Infrastructure Policy Recommendations
April 29, 2019
Real estate and infrastructure have a synergistic, two-way relationship as growth in one of these asset classes spurs growth in the other. Safe and reliable infrastructure enhances the value of those properties it serves – that in turn generates greater revenues cycling into a stream that amplifies and leverages limited public dollars needed to fund infrastructure projects.
We offer policy suggestions within your Committee’s jurisdiction to improve programs to repair and modernize the transportation and other systems upon which the U.S. economy depends. We also suggest targeted changes to the federal tax code, requiring coordination with the Ways and Means Committee, to help pay for our nation’s infrastructure deficit.Infrastructure policy recommendations include:
Policies Within Transportation & Infrastructure Committee Jurisdiction:
- Comprehensive infrastructure legislation must include permit systems reforms.
- Spur public-private partnerships (P3s) by improving the TIFIA loan program.
- Harness the “transit premium” of higher property values for real estate located near mass transit to help finance nearby infrastructure.

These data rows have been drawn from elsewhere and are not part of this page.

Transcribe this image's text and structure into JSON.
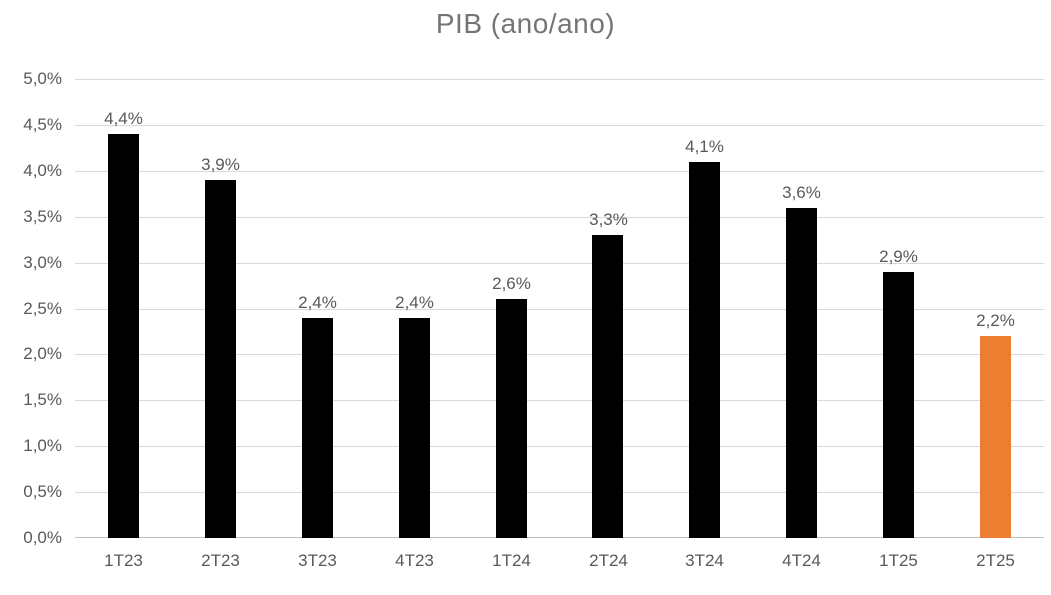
{
  "chart_data": {
    "type": "bar",
    "title": "PIB (ano/ano)",
    "categories": [
      "1T23",
      "2T23",
      "3T23",
      "4T23",
      "1T24",
      "2T24",
      "3T24",
      "4T24",
      "1T25",
      "2T25"
    ],
    "values": [
      4.4,
      3.9,
      2.4,
      2.4,
      2.6,
      3.3,
      4.1,
      3.6,
      2.9,
      2.2
    ],
    "data_labels": [
      "4,4%",
      "3,9%",
      "2,4%",
      "2,4%",
      "2,6%",
      "3,3%",
      "4,1%",
      "3,6%",
      "2,9%",
      "2,2%"
    ],
    "ytick_labels": [
      "0,0%",
      "0,5%",
      "1,0%",
      "1,5%",
      "2,0%",
      "2,5%",
      "3,0%",
      "3,5%",
      "4,0%",
      "4,5%",
      "5,0%"
    ],
    "ylim": [
      0,
      5
    ],
    "ytick_step": 0.5,
    "grid": true,
    "legend": "none",
    "bar_color_default": "#000000",
    "bar_color_highlight": "#ED7D31",
    "highlight_index": 9,
    "gridline_color": "#D9D9D9",
    "axis_line_color": "#BFBFBF",
    "tick_label_color": "#595959",
    "data_label_color": "#595959",
    "title_color": "#757575"
  }
}
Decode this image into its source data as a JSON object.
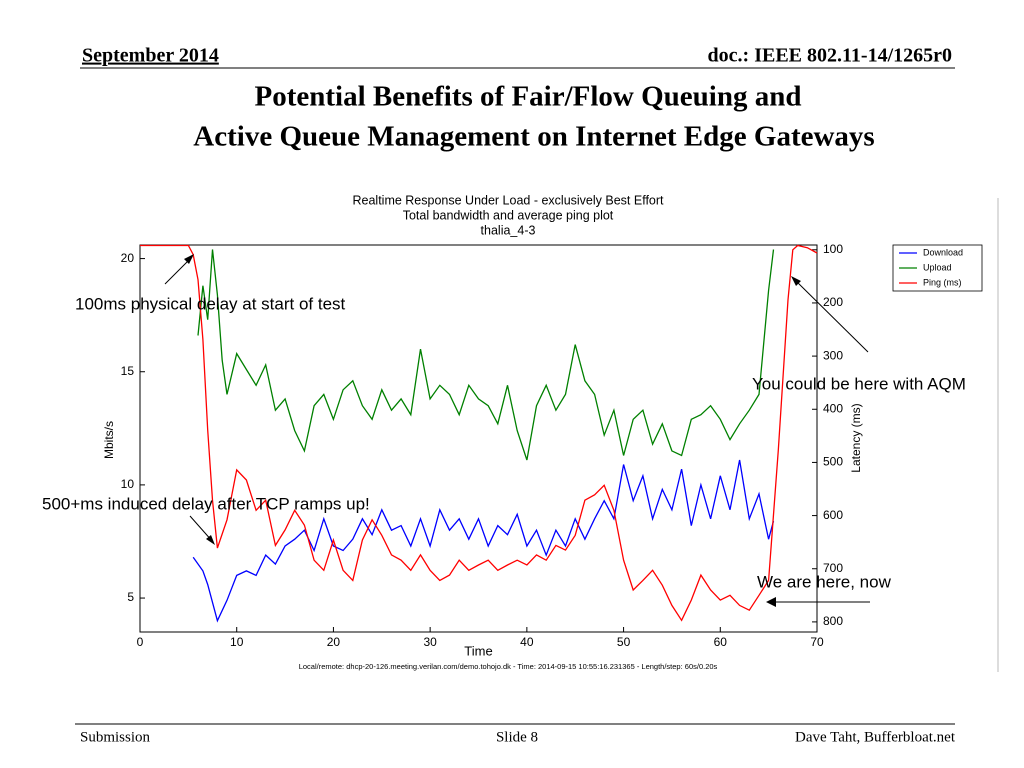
{
  "header": {
    "date": "September 2014",
    "doc": "doc.: IEEE 802.11-14/1265r0",
    "title_lines": [
      "Potential Benefits of Fair/Flow Queuing and",
      "Active Queue Management on Internet Edge Gateways"
    ]
  },
  "footer": {
    "left": "Submission",
    "center": "Slide 8",
    "right": "Dave Taht, Bufferbloat.net"
  },
  "annotations": [
    "100ms physical delay at start of test",
    "You could be here with AQM",
    "500+ms induced delay after TCP ramps up!",
    "We are here, now"
  ],
  "chart_data": {
    "type": "line",
    "title_lines": [
      "Realtime Response Under Load - exclusively Best Effort",
      "Total bandwidth and average ping plot",
      "thalia_4-3"
    ],
    "caption": "Local/remote: dhcp-20-126.meeting.verilan.com/demo.tohojo.dk - Time: 2014-09-15 10:55:16.231365 - Length/step: 60s/0.20s",
    "xlabel": "Time",
    "ylabel": "Mbits/s",
    "y2label": "Latency (ms)",
    "xlim": [
      0,
      70
    ],
    "xticks": [
      0,
      10,
      20,
      30,
      40,
      50,
      60,
      70
    ],
    "ylim": [
      3.5,
      20.6
    ],
    "yticks": [
      5,
      10,
      15,
      20
    ],
    "y2lim": [
      819,
      91
    ],
    "y2ticks": [
      100,
      200,
      300,
      400,
      500,
      600,
      700,
      800
    ],
    "legend": "upper right",
    "series": [
      {
        "name": "Download",
        "color": "#0000ff",
        "x": [
          5.5,
          6.5,
          7,
          8,
          9,
          10,
          11,
          12,
          13,
          14,
          15,
          16,
          17,
          18,
          19,
          20,
          21,
          22,
          23,
          24,
          25,
          26,
          27,
          28,
          29,
          30,
          31,
          32,
          33,
          34,
          35,
          36,
          37,
          38,
          39,
          40,
          41,
          42,
          43,
          44,
          45,
          46,
          47,
          48,
          49,
          50,
          51,
          52,
          53,
          54,
          55,
          56,
          57,
          58,
          59,
          60,
          61,
          62,
          63,
          64,
          65,
          65.5
        ],
        "values": [
          6.8,
          6.2,
          5.6,
          4.0,
          4.9,
          6.0,
          6.2,
          6.0,
          6.9,
          6.5,
          7.3,
          7.6,
          8.0,
          7.1,
          8.5,
          7.3,
          7.1,
          7.6,
          8.5,
          7.8,
          8.9,
          8.0,
          8.2,
          7.3,
          8.5,
          7.3,
          8.9,
          8.0,
          8.5,
          7.6,
          8.5,
          7.3,
          8.2,
          7.8,
          8.7,
          7.3,
          8.0,
          6.9,
          8.0,
          7.3,
          8.5,
          7.6,
          8.5,
          9.3,
          8.5,
          10.9,
          9.3,
          10.4,
          8.5,
          9.8,
          8.9,
          10.7,
          8.2,
          10.0,
          8.5,
          10.4,
          8.9,
          11.1,
          8.5,
          9.6,
          7.6,
          8.4
        ]
      },
      {
        "name": "Upload",
        "color": "#008000",
        "x": [
          6,
          6.5,
          7,
          7.5,
          8,
          8.5,
          9,
          10,
          11,
          12,
          13,
          14,
          15,
          16,
          17,
          18,
          19,
          20,
          21,
          22,
          23,
          24,
          25,
          26,
          27,
          28,
          29,
          30,
          31,
          32,
          33,
          34,
          35,
          36,
          37,
          38,
          39,
          40,
          41,
          42,
          43,
          44,
          45,
          46,
          47,
          48,
          49,
          50,
          51,
          52,
          53,
          54,
          55,
          56,
          57,
          58,
          59,
          60,
          61,
          62,
          63,
          64,
          65,
          65.5
        ],
        "values": [
          16.6,
          18.8,
          17.3,
          20.4,
          18.4,
          15.5,
          14.0,
          15.8,
          15.1,
          14.4,
          15.3,
          13.3,
          13.8,
          12.4,
          11.5,
          13.5,
          14.0,
          12.9,
          14.2,
          14.6,
          13.5,
          12.9,
          14.2,
          13.3,
          13.8,
          13.1,
          16.0,
          13.8,
          14.4,
          14.0,
          13.1,
          14.4,
          13.8,
          13.5,
          12.7,
          14.4,
          12.4,
          11.1,
          13.5,
          14.4,
          13.3,
          14.0,
          16.2,
          14.6,
          14.0,
          12.2,
          13.3,
          11.3,
          12.9,
          13.3,
          11.8,
          12.7,
          11.5,
          11.3,
          12.9,
          13.1,
          13.5,
          12.9,
          12.0,
          12.7,
          13.3,
          14.0,
          18.6,
          20.4
        ]
      },
      {
        "name": "Ping (ms)",
        "color": "#ff0000",
        "axis": "y2",
        "x": [
          0,
          5,
          5.5,
          6,
          6.5,
          7,
          7.5,
          8,
          9,
          10,
          11,
          12,
          13,
          14,
          15,
          16,
          17,
          18,
          19,
          20,
          21,
          22,
          23,
          24,
          25,
          26,
          27,
          28,
          29,
          30,
          31,
          32,
          33,
          34,
          35,
          36,
          37,
          38,
          39,
          40,
          41,
          42,
          43,
          44,
          45,
          46,
          47,
          48,
          49,
          50,
          51,
          52,
          53,
          54,
          55,
          56,
          57,
          58,
          59,
          60,
          61,
          62,
          63,
          64,
          65,
          66,
          67,
          67.5,
          68,
          69,
          70
        ],
        "values": [
          92,
          92,
          109,
          156,
          269,
          439,
          571,
          661,
          608,
          514,
          533,
          590,
          571,
          656,
          627,
          590,
          618,
          684,
          703,
          646,
          703,
          722,
          646,
          608,
          637,
          674,
          684,
          703,
          674,
          703,
          722,
          712,
          684,
          703,
          693,
          684,
          703,
          693,
          684,
          693,
          674,
          684,
          656,
          665,
          637,
          571,
          561,
          543,
          590,
          684,
          740,
          722,
          703,
          731,
          769,
          797,
          759,
          712,
          740,
          759,
          750,
          769,
          778,
          750,
          722,
          477,
          194,
          100,
          92,
          96,
          106
        ]
      }
    ]
  }
}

- Prioritize the limited proceeds from the Highway Trust Fund with a “Fix it First” strategy.
- Financial and policy support for mass transit is critical.
- Repairing natural gas pipelines should be an infrastructure bill priority.
Infrastructure Financing Through Federal Tax Policy
- Comprehensive infrastructure legislation should unlock private capital for infrastructure investment by including the bipartisan Invest in America Act.
- Congress should responsibly and sustainably increase the federal gas “user fee.”
- Cost recovery rules for improvements to building infrastructure should encourage energy efficiency.
- Federal legislation should revise IRS “volume caps” and other limitations on private-activity bonds (PABs) to boost infrastructure development.